Félix Alonso

Personal information
- Full name: Félix Rafael Alonso Expósito
- Date of birth: 29 December 2000 (age 24)
- Place of birth: Santa Cruz de Tenerife, Spain
- Height: 1.85 m (6 ft 1 in)
- Position(s): Midfielder

Youth career
- 0000: Tenerife
- 0000: Llamoro
- 2018–2019: Sobradillo

Senior career*
- Years: Team / Apps / (Gls)
- 2019–2020: Santa Úrsula / 26 / (1)
- 2020–2025: Tenerife B / 90 / (3)
- 2020–2022: Tenerife / 1 / (0)
- 2022–2023: → Atlético Paso (loan) / 3 / (0)
- 2023: → Tarazona (loan) / 8 / (0)

= Félix Alonso =

Spanish footballer

Félix Rafael Alonso Expósito (born 29 December 2000) is a Spanish footballer who plays as a central midfielder.

==Club career==
Born in Santa Cruz de Tenerife, Canary Islands, Alonso represented CD Tenerife, CD Llamoro and CD Sobradillo as a youth. In 2019, after finishing his formation, he joined Tercera División side CD Santa Úrsula.

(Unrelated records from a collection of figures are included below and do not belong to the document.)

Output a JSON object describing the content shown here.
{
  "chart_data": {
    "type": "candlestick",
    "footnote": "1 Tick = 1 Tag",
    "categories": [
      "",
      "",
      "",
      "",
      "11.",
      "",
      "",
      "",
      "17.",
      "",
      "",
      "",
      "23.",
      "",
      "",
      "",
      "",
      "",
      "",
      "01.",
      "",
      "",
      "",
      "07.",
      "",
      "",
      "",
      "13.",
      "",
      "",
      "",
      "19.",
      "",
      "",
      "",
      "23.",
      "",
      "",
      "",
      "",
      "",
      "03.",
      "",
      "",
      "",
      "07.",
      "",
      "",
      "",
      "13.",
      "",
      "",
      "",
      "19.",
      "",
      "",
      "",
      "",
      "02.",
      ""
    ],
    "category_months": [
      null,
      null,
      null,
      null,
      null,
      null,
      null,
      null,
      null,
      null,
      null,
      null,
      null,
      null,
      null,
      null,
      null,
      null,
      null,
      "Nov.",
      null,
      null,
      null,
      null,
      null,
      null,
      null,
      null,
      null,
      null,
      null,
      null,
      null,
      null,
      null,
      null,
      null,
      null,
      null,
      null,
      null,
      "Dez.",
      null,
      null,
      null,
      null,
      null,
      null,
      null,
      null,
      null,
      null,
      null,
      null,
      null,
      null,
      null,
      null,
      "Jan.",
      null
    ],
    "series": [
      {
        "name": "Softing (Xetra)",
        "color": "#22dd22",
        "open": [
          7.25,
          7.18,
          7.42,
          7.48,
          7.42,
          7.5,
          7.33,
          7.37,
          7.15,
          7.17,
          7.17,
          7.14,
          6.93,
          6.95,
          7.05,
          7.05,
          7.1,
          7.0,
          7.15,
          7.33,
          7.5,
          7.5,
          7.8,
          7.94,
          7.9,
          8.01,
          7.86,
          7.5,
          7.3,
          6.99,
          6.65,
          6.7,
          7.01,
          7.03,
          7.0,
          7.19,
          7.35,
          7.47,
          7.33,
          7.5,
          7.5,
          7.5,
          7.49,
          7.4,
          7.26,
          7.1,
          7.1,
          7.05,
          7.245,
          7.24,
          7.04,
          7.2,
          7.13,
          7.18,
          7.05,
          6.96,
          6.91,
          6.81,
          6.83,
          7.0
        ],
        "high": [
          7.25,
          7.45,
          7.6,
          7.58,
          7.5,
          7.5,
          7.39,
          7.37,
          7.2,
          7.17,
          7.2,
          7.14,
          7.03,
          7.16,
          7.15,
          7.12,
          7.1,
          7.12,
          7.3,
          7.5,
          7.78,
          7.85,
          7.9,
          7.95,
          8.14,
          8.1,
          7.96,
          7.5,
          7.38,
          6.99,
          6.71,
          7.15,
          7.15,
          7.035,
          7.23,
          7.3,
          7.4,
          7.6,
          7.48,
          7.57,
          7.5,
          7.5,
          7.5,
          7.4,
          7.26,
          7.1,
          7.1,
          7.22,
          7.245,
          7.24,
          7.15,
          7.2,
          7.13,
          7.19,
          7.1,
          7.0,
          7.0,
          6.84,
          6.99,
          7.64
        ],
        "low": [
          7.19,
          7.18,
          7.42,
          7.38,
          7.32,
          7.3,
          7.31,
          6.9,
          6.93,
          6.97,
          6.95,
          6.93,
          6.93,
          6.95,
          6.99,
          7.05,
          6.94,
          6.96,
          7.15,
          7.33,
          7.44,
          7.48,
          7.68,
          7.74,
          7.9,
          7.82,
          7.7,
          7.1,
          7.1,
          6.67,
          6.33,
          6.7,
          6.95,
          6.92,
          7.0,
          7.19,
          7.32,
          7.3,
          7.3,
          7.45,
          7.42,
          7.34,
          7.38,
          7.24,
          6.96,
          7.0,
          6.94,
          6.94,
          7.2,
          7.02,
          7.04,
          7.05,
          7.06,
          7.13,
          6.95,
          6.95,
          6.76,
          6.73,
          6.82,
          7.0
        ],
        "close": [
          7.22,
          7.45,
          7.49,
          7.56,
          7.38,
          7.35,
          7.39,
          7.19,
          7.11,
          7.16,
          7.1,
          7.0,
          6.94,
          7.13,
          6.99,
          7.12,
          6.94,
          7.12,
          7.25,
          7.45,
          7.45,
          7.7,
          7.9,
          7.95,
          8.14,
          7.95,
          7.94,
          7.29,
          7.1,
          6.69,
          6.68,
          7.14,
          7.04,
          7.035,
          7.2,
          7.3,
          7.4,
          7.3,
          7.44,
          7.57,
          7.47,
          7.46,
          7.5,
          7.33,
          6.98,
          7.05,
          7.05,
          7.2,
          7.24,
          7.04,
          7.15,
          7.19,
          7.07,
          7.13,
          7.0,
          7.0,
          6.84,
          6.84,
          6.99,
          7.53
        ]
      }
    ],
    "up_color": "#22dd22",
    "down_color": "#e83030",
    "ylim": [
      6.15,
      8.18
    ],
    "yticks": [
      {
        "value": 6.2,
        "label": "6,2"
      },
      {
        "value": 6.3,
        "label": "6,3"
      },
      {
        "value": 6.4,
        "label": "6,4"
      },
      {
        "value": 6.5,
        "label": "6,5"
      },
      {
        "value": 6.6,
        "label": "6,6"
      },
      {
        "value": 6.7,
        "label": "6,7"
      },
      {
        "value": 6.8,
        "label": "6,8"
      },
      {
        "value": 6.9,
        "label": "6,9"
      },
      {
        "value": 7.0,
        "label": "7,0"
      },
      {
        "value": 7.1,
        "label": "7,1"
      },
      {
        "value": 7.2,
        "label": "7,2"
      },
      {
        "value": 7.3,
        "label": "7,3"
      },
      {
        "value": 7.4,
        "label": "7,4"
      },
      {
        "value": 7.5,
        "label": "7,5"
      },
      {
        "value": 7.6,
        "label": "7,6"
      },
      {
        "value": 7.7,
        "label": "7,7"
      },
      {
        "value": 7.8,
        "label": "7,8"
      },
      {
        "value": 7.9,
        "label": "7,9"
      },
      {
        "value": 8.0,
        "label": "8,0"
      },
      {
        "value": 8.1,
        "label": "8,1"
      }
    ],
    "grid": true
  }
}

Alonso made his senior debut on 25 August 2019, coming on as a second-half substitute in a 1–1 away draw against UD Lanzarote. He scored his first senior goal on 28 September, netting his team's third in a 3–1 home win against UD Las Palmas C.

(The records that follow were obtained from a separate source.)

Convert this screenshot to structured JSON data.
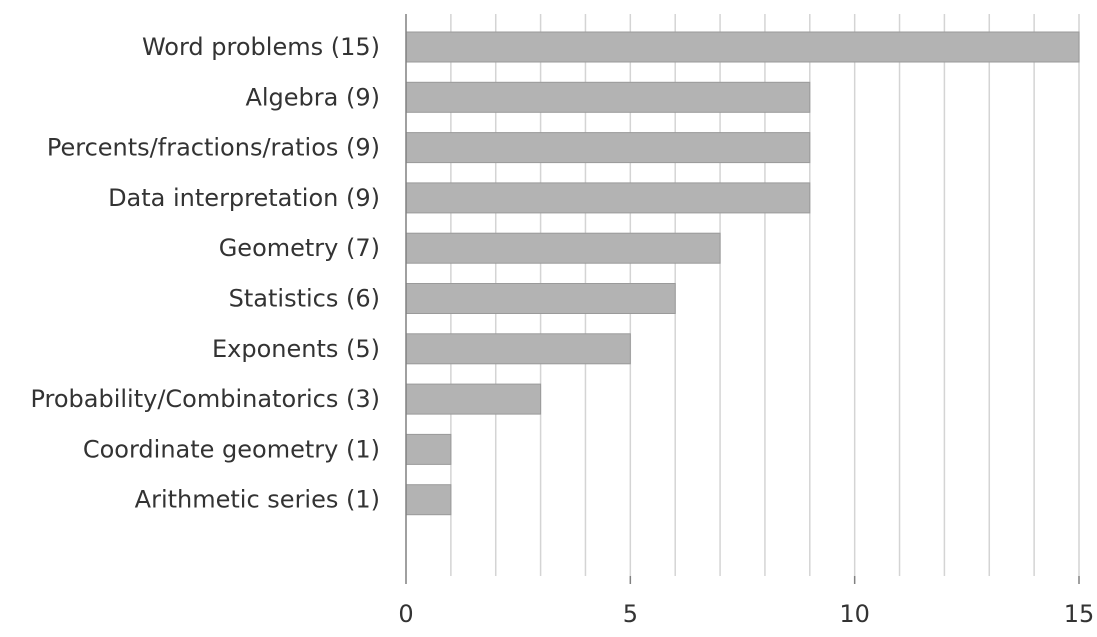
{
  "chart_data": {
    "type": "bar",
    "orientation": "horizontal",
    "title": "",
    "xlabel": "",
    "ylabel": "",
    "categories": [
      "Word problems (15)",
      "Algebra (9)",
      "Percents/fractions/ratios (9)",
      "Data interpretation (9)",
      "Geometry (7)",
      "Statistics (6)",
      "Exponents (5)",
      "Probability/Combinatorics (3)",
      "Coordinate geometry (1)",
      "Arithmetic series (1)"
    ],
    "values": [
      15,
      9,
      9,
      9,
      7,
      6,
      5,
      3,
      1,
      1
    ],
    "xlim": [
      0,
      15
    ],
    "x_ticks": [
      "0",
      "5",
      "10",
      "15"
    ],
    "x_tick_values": [
      0,
      5,
      10,
      15
    ],
    "grid_step": 1,
    "grid": true,
    "legend": "none",
    "colors": {
      "bar_fill": "#b3b3b3",
      "bar_stroke": "#9a9a9a",
      "grid": "#d4d4d4",
      "axis": "#808080",
      "text": "#333333"
    }
  }
}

On 23 June 2020, Alonso returned to Tenerife and was assigned to the B-team also in the fourth division. He made his first team debut on 29 May of the following year, replacing fellow youth graduate Javi Alonso in a 2–2 home draw against Real Oviedo in the Segunda División championship.